Dalam sistem Islam, pendekatan yang dilakukan penguasa adalah pendekatan rakyat sentris, bukan kapitalis sentris seperti saat ini. Pembangunan harus memfasilitasi pemenuhan kebutuhan rakyat dari segala aspek dan tidak mengeluarkan kebijakan yang bisa mendzalimi rakyat. Penguasa pun tidak boleh kompromi dengan swasta dan asing serta tidak cari untung karena yang namanya penguasa itu menghadirkan benefit bukanlah profit. Sehingga tidak boleh bermain mata dengan kapitalis dalam pembangunan proyek apapun.
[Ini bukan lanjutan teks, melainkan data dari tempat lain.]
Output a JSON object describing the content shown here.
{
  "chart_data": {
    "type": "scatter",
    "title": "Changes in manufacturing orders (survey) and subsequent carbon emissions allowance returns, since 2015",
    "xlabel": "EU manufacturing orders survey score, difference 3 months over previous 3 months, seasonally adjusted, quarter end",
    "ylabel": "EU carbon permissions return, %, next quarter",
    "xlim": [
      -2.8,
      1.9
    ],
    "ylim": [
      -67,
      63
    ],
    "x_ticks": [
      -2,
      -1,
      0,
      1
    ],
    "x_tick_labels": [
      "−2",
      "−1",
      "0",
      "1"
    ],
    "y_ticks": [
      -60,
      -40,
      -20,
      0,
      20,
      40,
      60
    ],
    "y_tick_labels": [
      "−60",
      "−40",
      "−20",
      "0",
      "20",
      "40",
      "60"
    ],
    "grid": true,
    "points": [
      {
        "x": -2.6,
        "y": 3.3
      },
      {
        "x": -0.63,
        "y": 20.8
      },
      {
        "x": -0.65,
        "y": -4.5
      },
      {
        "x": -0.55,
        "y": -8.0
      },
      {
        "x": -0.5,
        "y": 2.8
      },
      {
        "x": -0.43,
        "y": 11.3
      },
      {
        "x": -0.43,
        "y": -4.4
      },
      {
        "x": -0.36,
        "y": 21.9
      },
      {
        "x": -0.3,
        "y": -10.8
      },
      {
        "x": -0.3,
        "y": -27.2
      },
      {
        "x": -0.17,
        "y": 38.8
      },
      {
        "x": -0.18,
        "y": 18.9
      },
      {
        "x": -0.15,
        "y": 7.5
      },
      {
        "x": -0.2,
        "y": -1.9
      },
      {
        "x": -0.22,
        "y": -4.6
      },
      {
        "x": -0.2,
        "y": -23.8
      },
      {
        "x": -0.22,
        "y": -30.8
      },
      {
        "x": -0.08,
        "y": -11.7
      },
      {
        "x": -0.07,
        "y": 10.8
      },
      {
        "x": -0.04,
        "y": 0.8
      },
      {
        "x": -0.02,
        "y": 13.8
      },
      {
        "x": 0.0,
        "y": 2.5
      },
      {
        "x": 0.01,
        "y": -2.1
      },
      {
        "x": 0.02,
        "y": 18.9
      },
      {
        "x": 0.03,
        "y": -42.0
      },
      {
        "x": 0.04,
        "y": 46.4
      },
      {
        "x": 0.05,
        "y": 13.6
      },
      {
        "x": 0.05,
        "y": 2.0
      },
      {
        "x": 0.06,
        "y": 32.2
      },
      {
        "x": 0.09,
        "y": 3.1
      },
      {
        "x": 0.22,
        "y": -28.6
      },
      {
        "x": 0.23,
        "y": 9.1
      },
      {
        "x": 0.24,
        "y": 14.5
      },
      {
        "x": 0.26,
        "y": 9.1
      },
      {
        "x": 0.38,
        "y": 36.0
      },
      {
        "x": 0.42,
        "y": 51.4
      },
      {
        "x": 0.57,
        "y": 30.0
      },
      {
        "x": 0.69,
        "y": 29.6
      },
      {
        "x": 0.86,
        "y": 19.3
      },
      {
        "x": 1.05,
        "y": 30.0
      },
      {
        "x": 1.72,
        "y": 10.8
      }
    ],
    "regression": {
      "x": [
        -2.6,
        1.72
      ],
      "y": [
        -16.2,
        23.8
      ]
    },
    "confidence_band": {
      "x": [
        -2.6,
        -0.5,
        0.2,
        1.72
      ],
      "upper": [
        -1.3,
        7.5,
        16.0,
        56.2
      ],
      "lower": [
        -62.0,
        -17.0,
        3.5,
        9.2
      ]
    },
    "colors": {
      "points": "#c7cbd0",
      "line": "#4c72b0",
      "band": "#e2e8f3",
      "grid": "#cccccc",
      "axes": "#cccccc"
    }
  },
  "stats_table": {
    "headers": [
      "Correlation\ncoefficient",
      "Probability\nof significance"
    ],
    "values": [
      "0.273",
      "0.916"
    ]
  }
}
SDA termasuk bebatuan harus dikelola agar menjadi produktif tanpa mengorbankan berbagai pihak. Maka negara berbasis Islam harus mengoptimalkan pengelolaan berapapun besaran dan luasannya agar bisa memakmurkan dan untuk kesejahteraan rakyat jua. Demikian pula dalam menghadapi konflik, jika terjadi tidak mengedepankan sikap keras atau represif, karena rakyat boleh memberikan aspirasinya karena konsep kepemimpinan dalam Islam itu adalah melayani urusan ummat, bukan pengganggu kursi kekuasaan.
Wallahua’lam bishawab.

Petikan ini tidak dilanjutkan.